Try modifying the script to add these features:

### Easy:
1. Add a new visualization (e.g., sales by day of week)
2. Calculate and print the top 3 products
3. Add a filter to analyze only a specific region

### Medium:
4. Add a `--start-date` and `--end-date` argument to analyze a date range
5. Create a summary text file with all statistics
6. Add exception handling for missing files

### Advanced:
7. Add a `--format` option to export results as Excel instead of CSV
8. Create an interactive HTML dashboard using Plotly
9. Add email functionality to send results automatically
10. Optimize the script for large datasets (millions of rows)

**Hint**: Start with copying `sales_analysis.py` to a new file and making small changes!
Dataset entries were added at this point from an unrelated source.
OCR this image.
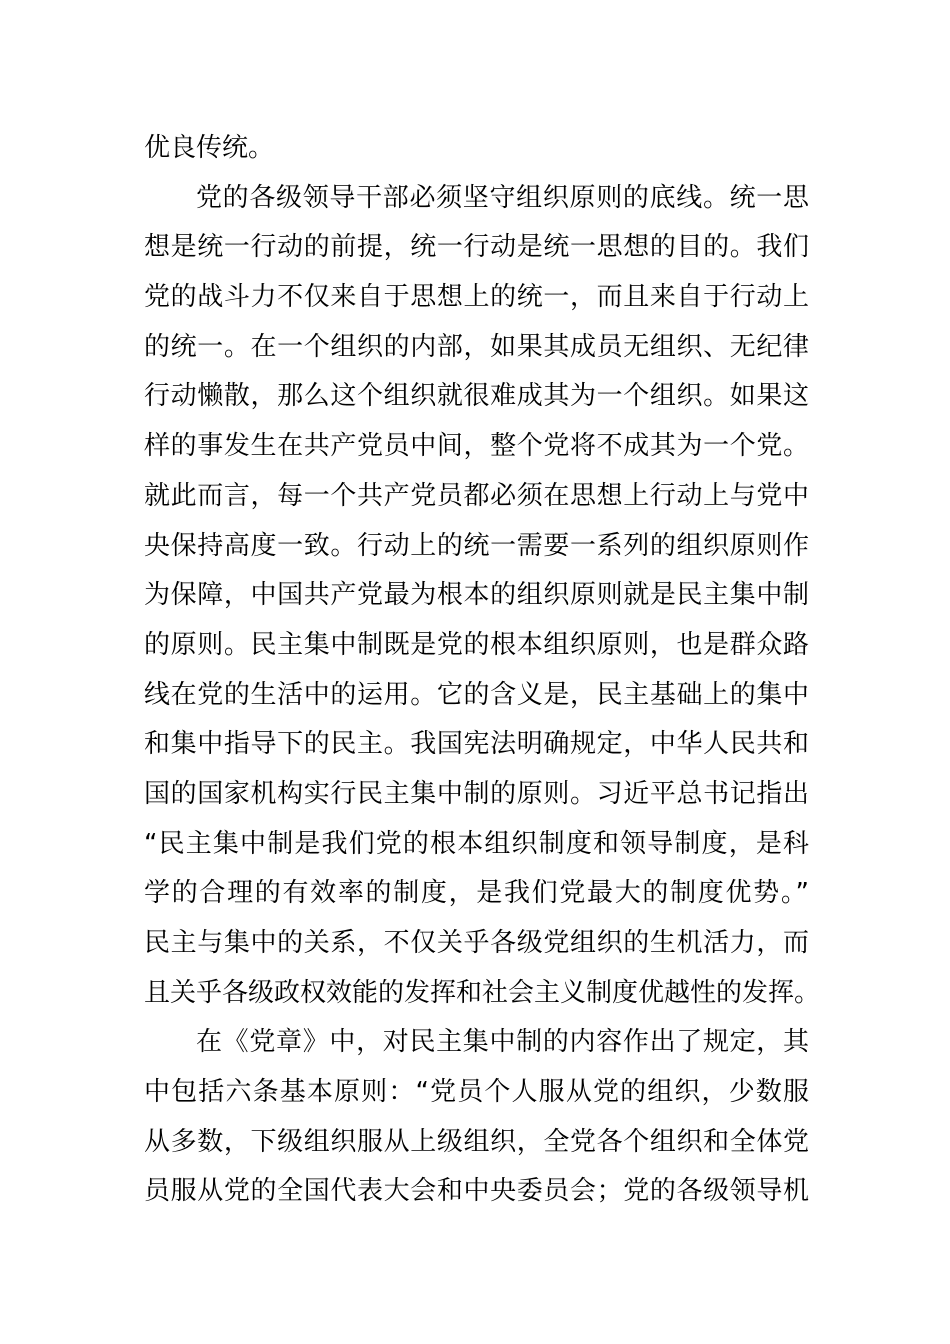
优良传统。
党的各级领导干部必须坚守组织原则的底线。统一思
想是统一行动的前提，统一行动是统一思想的目的。我们
党的战斗力不仅来自于思想上的统一，而且来自于行动上
的统一。在一个组织的内部，如果其成员无组织、无纪律
行动懒散，那么这个组织就很难成其为一个组织。如果这
样的事发生在共产党员中间，整个党将不成其为一个党。
就此而言，每一个共产党员都必须在思想上行动上与党中
央保持高度一致。行动上的统一需要一系列的组织原则作
为保障，中国共产党最为根本的组织原则就是民主集中制
的原则。民主集中制既是党的根本组织原则，也是群众路
线在党的生活中的运用。它的含义是，民主基础上的集中
和集中指导下的民主。我国宪法明确规定，中华人民共和
国的国家机构实行民主集中制的原则。习近平总书记指出
“民主集中制是我们党的根本组织制度和领导制度，是科
学的合理的有效率的制度，是我们党最大的制度优势。”
民主与集中的关系，不仅关乎各级党组织的生机活力，而
且关乎各级政权效能的发挥和社会主义制度优越性的发挥。
在《党章》中，对民主集中制的内容作出了规定，其
中包括六条基本原则：“党员个人服从党的组织，少数服
从多数，下级组织服从上级组织，全党各个组织和全体党
员服从党的全国代表大会和中央委员会；党的各级领导机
## Real-World Applications

This type of script is used in real data analytics projects for:

1. **Automated Reporting**: Run daily/weekly reports automatically
2. **Data Pipelines**: Part of ETL (Extract, Transform, Load) processes
3. **Batch Processing**: Analyze multiple files at once
4. **Production Systems**: Integrate with business applications
5. **Collaboration**: Share analysis workflows with team members
6. **Scheduling**: Use with cron (Linux) or Task Scheduler (Windows)

### Example Workflow:
```bash
# Monday morning: analyze last week's data
python sales_analysis.py weekly_sales.csv --output-dir reports/week_23

# Generate monthly report
python sales_analysis.py monthly_sales.csv --output-dir reports/january_2024

# Batch process multiple regions
for region in north south east west; do
    python sales_analysis.py data_${region}.csv --output-dir reports/${region}
done
```

## From Notebook to Script: Conversion Tips

### When to Convert:
- ✅ Analysis is working well in notebook
- ✅ Need to run analysis repeatedly
- ✅ Want to share with non-technical users
- ✅ Need to automate the process

### Conversion Steps:
1. **Extract code from notebooks**: Copy working cells
2. **Organize into functions**: Group related operations
3. **Add parameters**: Make hardcoded values configurable
4. **Add error handling**: Make script robust
5. **Test thoroughly**: Run with different inputs
6. **Document**: Add docstrings and comments

### Tools to Help:
- `nbconvert`: Convert notebooks to Python scripts
- `papermill`: Run notebooks with parameters
- `jupytext`: Sync notebooks and Python files

## Summary

You've learned to:
- ✅ Create a complete data analysis script
- ✅ Use command-line arguments for flexibility
- ✅ Structure code with functions and modules
- ✅ Generate and save visualizations programmatically
- ✅ Export results in multiple formats
- ✅ Share reusable analysis workflows

### Key Takeaways:
1. **Scripts are reusable**: Write once, run many times
2. **Automation saves time**: Let the computer do repetitive work
3. **Professional workflow**: This is how real data analysts work
4. **Shareable**: Easy to collaborate with team members
5. **Integration ready**: Can be part of larger systems

### Next Steps:
- Practice creating scripts for different types of analysis
- Learn about scheduling scripts to run automatically
- Explore building web dashboards with Streamlit or Dash
- Study data engineering and pipeline tools

**Remember**: Start with notebooks for exploration, then convert to scripts for production!